Besprechung Urteil des Bundesarbeitsgerichts (BAG) AG vom
5.7.2022 – 9 AZR 323/21


In unterschiedlichen Branchen, insbesondere im Bereich des Betriebs von Immobilien durch Dienstleister, also dem Facility Management, spielt die Frage einer drohenden Arbeitnehmerüberlassung häufig eine Rolle. Dabei geht es um die Frage, ob die Mitarbeiter eines Dienstleisters im Rahmen der externen Beauftragung von Facility Management-Leistungen kraft gesetzlicher Rechtsfolge zu eigenen Mitarbeitern des Auftraggebers wurden. Dies gilt es aus Auftraggebersicht selbstverständlich zu vermeiden, da mit einer solchen Arbeitnehmerüberlassung Pflichten des Auftraggebers gegenüber den übergangenen Mitarbeitern entstehen können (wie bspw. Zahlung des Lohns „Equal-Pay”).


Die rechtlichen Anforderungen und Voraussetzungen einer tatsächlichen Arbeitnehmerüberlassung sind sehr komplex und werden in der Praxis häufig über sehr pauschale Einschätzungen behandelt. Wie bspw. „Niemals Mitarbeitern von beauftragten Dienstleistern Weisungen erteilen!”, „Keine zur Verfügungstellung eines eigenen Arbeitsplatzes für fremde Mitarbeiter!”, „Keine Bereitstellung der eigenen IT-Infrastruktur für fremde Mitarbeiter!” usw. 

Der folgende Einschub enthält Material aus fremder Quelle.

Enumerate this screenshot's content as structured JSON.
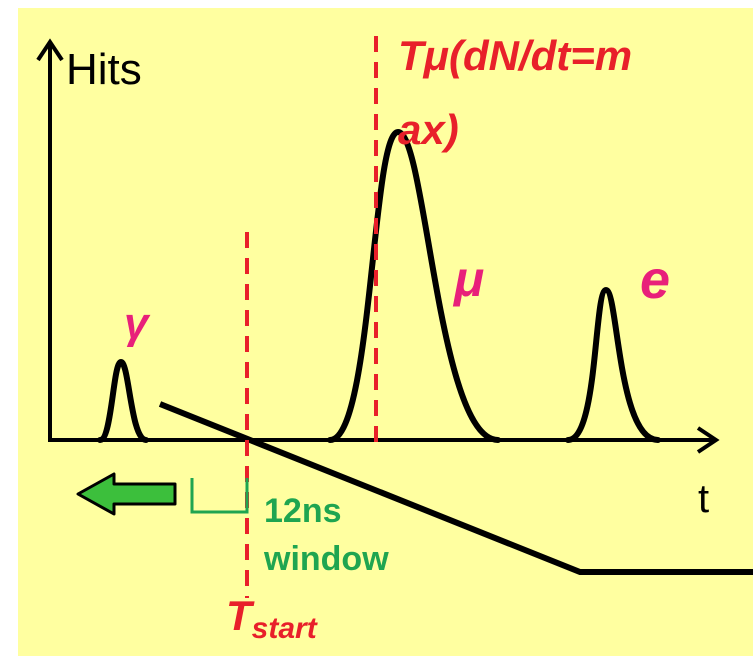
{
  "colors": {
    "background": "#ffffa0",
    "axis": "#000000",
    "dashed_line": "#e8202a",
    "particle_label": "#e8207a",
    "window_label": "#1fa550",
    "arrow_fill": "#3cbf3c"
  },
  "axes": {
    "y_label": "Hits",
    "x_label": "t"
  },
  "markers": {
    "t_mu_label": "Tμ(dN/dt=max)",
    "t_mu_line1": "Tμ(dN/dt=m",
    "t_mu_line2": "ax)",
    "t_start_prefix": "T",
    "t_start_sub": "start"
  },
  "peaks": {
    "gamma": "γ",
    "mu": "μ",
    "e": "e"
  },
  "window": {
    "line1": "12ns",
    "line2": "window"
  }
}
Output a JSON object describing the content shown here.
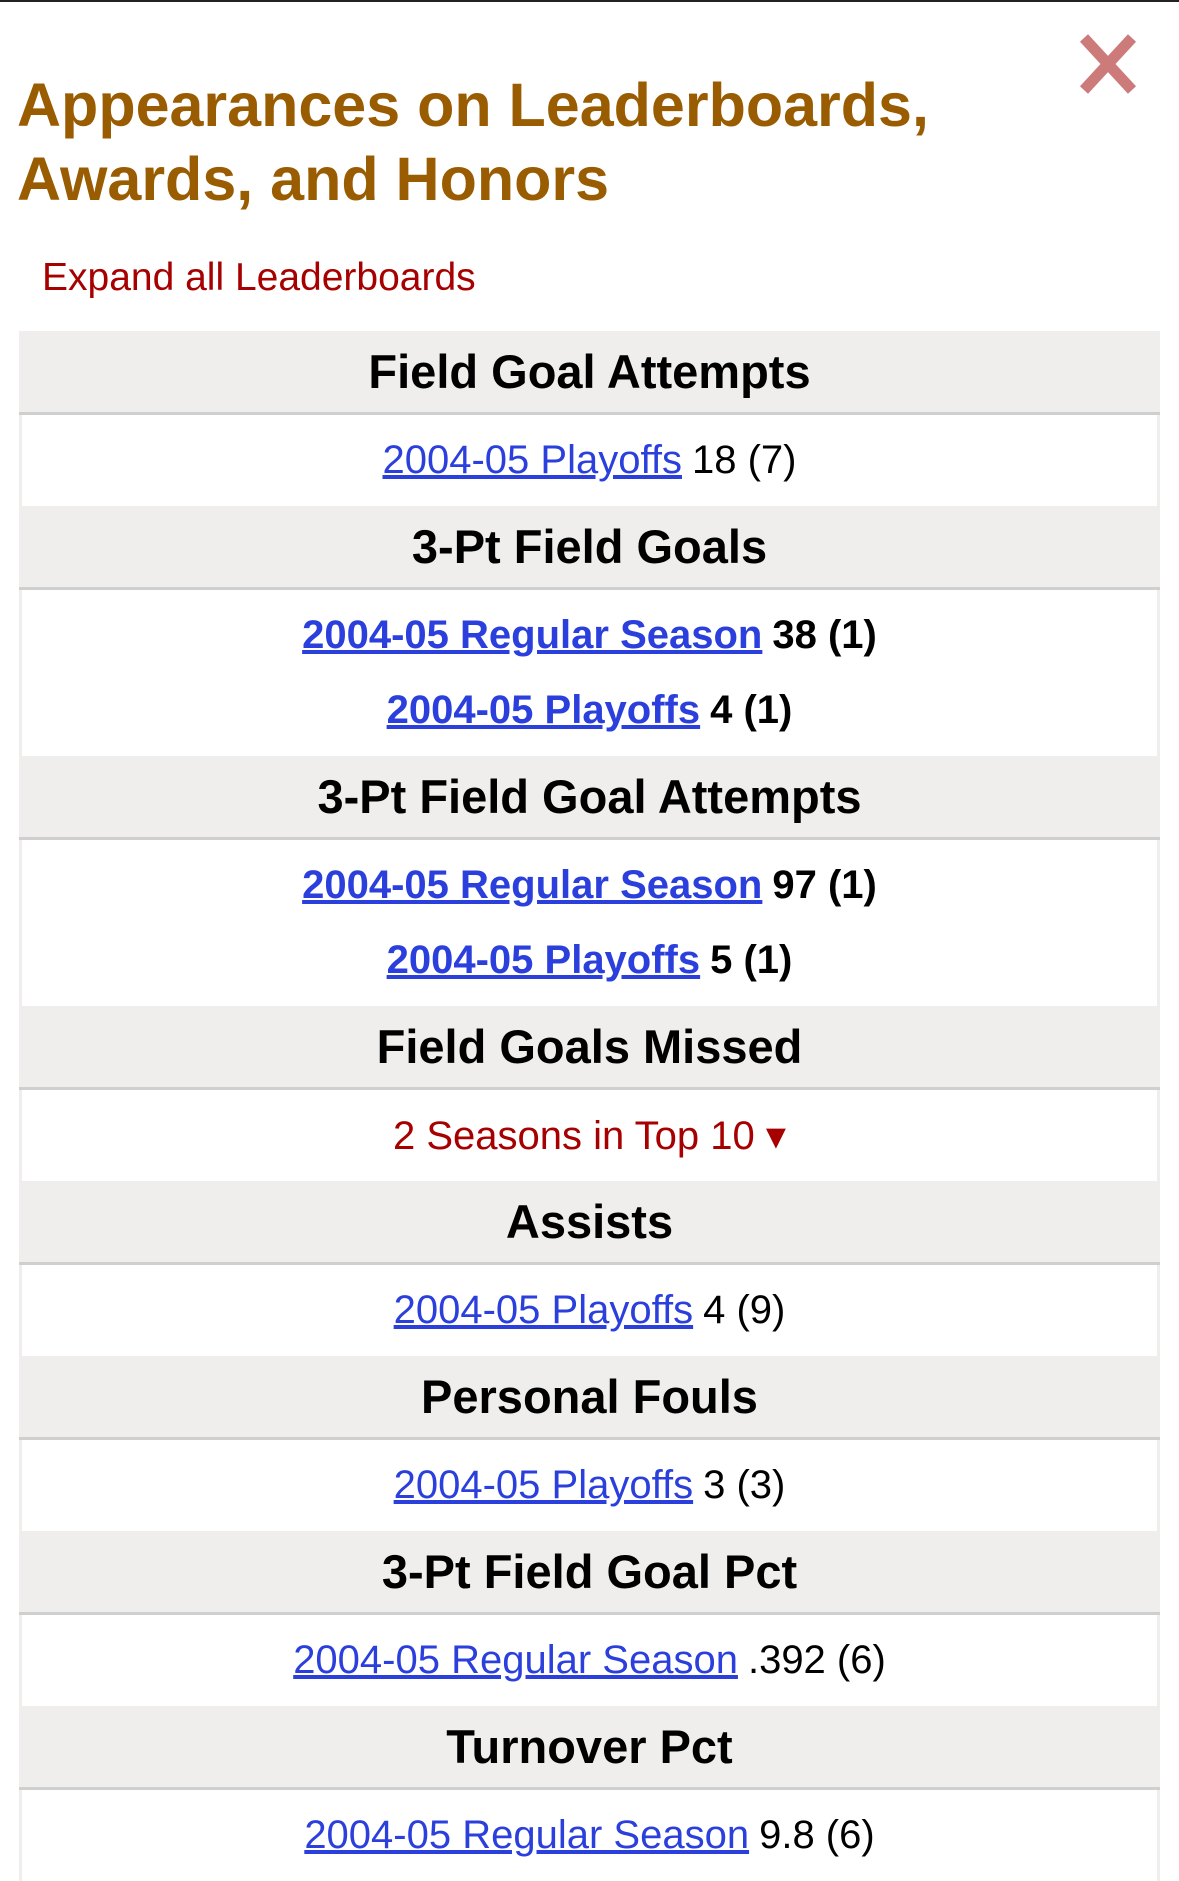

In einem aktuellen Fall hat sich das Bundesarbeitsgericht erneut mit den Voraussetzungen einer Arbeitnehmerüberlassung beschäftigt. Dabei lag der Schwerpunkt bei der Beurteilung von Weisungen durch versendete E-Mails. Dem Urteil lag folgender stark verkürzter und leicht abgewandelte Sachverhalt zugrunde: 

Sachverhalt

Der Kläger schloss mit der B-GmbH einen Arbeitsvertrag. Die B-GmbH ist nicht im Besitz einer Erlaubnis zur Arbeitnehmerüberlassung. Der Kläger wurde von 2010 bis 2018 bei der Beklagten, einem Unternehmen der Automobilbranche, in deren Betrieb eingesetzt. Dort war er in einem Team als Systemingenieur tätig. Dem Team gehörten Mitarbeiter der Beklagten und Arbeitnehmer der B-GmbH an. Der Kläger arbeitete mit einem Mitarbeiter der Beklagten in demselben Team. Die Kommunikation erfolgte größtenteils über E-Mails, die unmittelbar an alle dort eingesetzten Mitarbeiter gerichtet waren. Der Kläger hat die Auffassung vertreten, zwischen den Parteien sei seit 2010 ein Arbeitsverhältnis zustande gekommen, weil er der Beklagten unerlaubt zur Arbeitsleistung überlassen worden sei. Er habe nach Arbeitsanweisungen der Beklagten mit den bei ihr angestellten Arbeitnehmern in demselben Team gearbeitet und sei in deren Betrieb eingegliedert gewesen. 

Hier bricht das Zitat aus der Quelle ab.